- The Washington Times - Sunday, September 25, 2005

Illegal aliens who entered the United States by purchasing bogus documents from a Potomac lawyer must leave if they cannot provide legal documentation, federal officials say.

“Their paperwork is invalid, and they’ll have to resubmit in some timely fashion,” said Vickie LeDuc, a spokeswoman for the U.S. attorney’s office in Maryland. “Without the proper paperwork, they would be subject to deportation.”

The announcement was made after the sentencing Thursday of immigration lawyer Maqsood Mir to 78 months in prison. Mir was found guilty April 14 of filing 144 false labor certifications, which allowed illegal aliens to enter and remain in the country.
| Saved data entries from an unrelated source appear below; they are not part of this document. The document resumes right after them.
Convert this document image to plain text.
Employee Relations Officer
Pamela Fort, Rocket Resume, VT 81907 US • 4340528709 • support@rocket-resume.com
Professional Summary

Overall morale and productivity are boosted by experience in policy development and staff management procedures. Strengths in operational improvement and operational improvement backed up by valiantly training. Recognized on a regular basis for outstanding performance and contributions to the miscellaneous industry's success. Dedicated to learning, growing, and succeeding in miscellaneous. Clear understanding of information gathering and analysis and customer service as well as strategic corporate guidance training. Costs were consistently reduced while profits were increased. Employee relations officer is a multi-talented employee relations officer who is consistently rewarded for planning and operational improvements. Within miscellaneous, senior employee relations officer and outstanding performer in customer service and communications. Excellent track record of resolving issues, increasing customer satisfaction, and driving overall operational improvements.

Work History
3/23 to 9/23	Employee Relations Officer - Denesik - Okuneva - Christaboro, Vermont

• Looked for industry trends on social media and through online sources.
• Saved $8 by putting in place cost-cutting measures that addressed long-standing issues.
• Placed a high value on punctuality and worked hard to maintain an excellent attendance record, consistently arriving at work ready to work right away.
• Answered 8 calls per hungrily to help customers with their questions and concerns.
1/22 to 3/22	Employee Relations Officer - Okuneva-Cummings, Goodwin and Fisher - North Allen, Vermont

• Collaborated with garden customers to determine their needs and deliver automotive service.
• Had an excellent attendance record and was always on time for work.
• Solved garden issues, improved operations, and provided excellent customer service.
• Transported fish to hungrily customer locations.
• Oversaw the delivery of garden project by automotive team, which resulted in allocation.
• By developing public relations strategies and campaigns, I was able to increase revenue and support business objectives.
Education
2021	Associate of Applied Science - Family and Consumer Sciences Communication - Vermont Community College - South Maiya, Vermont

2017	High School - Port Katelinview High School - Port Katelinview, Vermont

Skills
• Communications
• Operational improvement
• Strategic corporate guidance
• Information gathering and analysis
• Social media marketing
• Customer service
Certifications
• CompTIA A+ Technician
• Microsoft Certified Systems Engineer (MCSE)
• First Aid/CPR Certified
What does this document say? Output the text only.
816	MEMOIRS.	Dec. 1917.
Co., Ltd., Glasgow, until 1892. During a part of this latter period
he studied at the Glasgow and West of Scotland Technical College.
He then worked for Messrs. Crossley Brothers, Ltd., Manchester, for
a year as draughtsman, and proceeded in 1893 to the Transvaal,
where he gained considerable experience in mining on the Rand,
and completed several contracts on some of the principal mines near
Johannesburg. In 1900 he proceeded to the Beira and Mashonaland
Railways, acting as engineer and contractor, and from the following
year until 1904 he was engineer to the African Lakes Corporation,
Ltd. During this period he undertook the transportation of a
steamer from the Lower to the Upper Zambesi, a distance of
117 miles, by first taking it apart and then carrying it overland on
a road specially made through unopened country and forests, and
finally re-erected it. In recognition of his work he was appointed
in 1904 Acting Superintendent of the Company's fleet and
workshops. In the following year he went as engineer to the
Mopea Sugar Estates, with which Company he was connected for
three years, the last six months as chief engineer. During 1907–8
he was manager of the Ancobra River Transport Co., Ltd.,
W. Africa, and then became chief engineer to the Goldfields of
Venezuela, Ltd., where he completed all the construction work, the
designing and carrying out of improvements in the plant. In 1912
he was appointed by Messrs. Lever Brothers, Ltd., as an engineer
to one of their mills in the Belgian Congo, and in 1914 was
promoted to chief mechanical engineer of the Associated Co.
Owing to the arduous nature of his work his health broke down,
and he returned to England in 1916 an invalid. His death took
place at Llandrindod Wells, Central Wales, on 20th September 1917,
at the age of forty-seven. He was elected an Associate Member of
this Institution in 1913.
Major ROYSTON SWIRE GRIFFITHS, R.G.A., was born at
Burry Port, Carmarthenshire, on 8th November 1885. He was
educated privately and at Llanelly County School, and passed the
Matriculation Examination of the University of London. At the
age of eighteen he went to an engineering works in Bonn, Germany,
Prosecutors said Mir, 52, engaged in a scheme with Mohammad Bajwa, a 39-year-old Herndon businessman, in which they filed applications with the Department of Labor and the Department of Homeland Security’s U.S. Citizenship and Immigration Services on behalf of illegal aliens from 1998 to 2003.

The certifications stated the aliens were sponsored by U.S. employers, which allowed the foreigners into the country. However, testimony showed that some of the aliens did not exist and that many employers knew nothing about their sponsorship of the aliens.

Mir and Bajwa are naturalized U.S. citizens from Pakistan. Bajwa also has been convicted in the scheme and is scheduled to be sentenced Oct. 7, said Ernestine Fobbs, a spokeswoman for U.S. Immigration and Customs Enforcement.

Miss LeDuc said investigators are not sure how many aliens bought false documents because some spent $10,000 to $40,000 for multiple documents, but estimates put the number at more than 100.

Federal officials said closing the prosecution case on Mir will allow investigators to focus on finding the aliens, who either knowingly or unknowingly purchased the false certifications.

Miss Fobbs said officials will review the aliens’ cases, then take “appropriate actions.”

She also said the illegal aliens would have to repeat the immigration process.

Mir’s law firm, Mir Law Associates LLC, and Bajwa’s construction company, New Superstar Corp., also were convicted for conspiracy to submit false labor certifications and for other immigration frauds.

Judge Alexander Williams Jr. also sentenced Mir to three years of supervised release and ordered him to pay a $25,000 fine. Mir Law Associates must pay a $200,000 fine.

Others convicted as a result of the three-year investigation include Abdul Javaid and Zulfiqar Ali. Ali was sentenced Sept. 19 to 15 months in prison. Javaid is scheduled to be sentenced next Monday.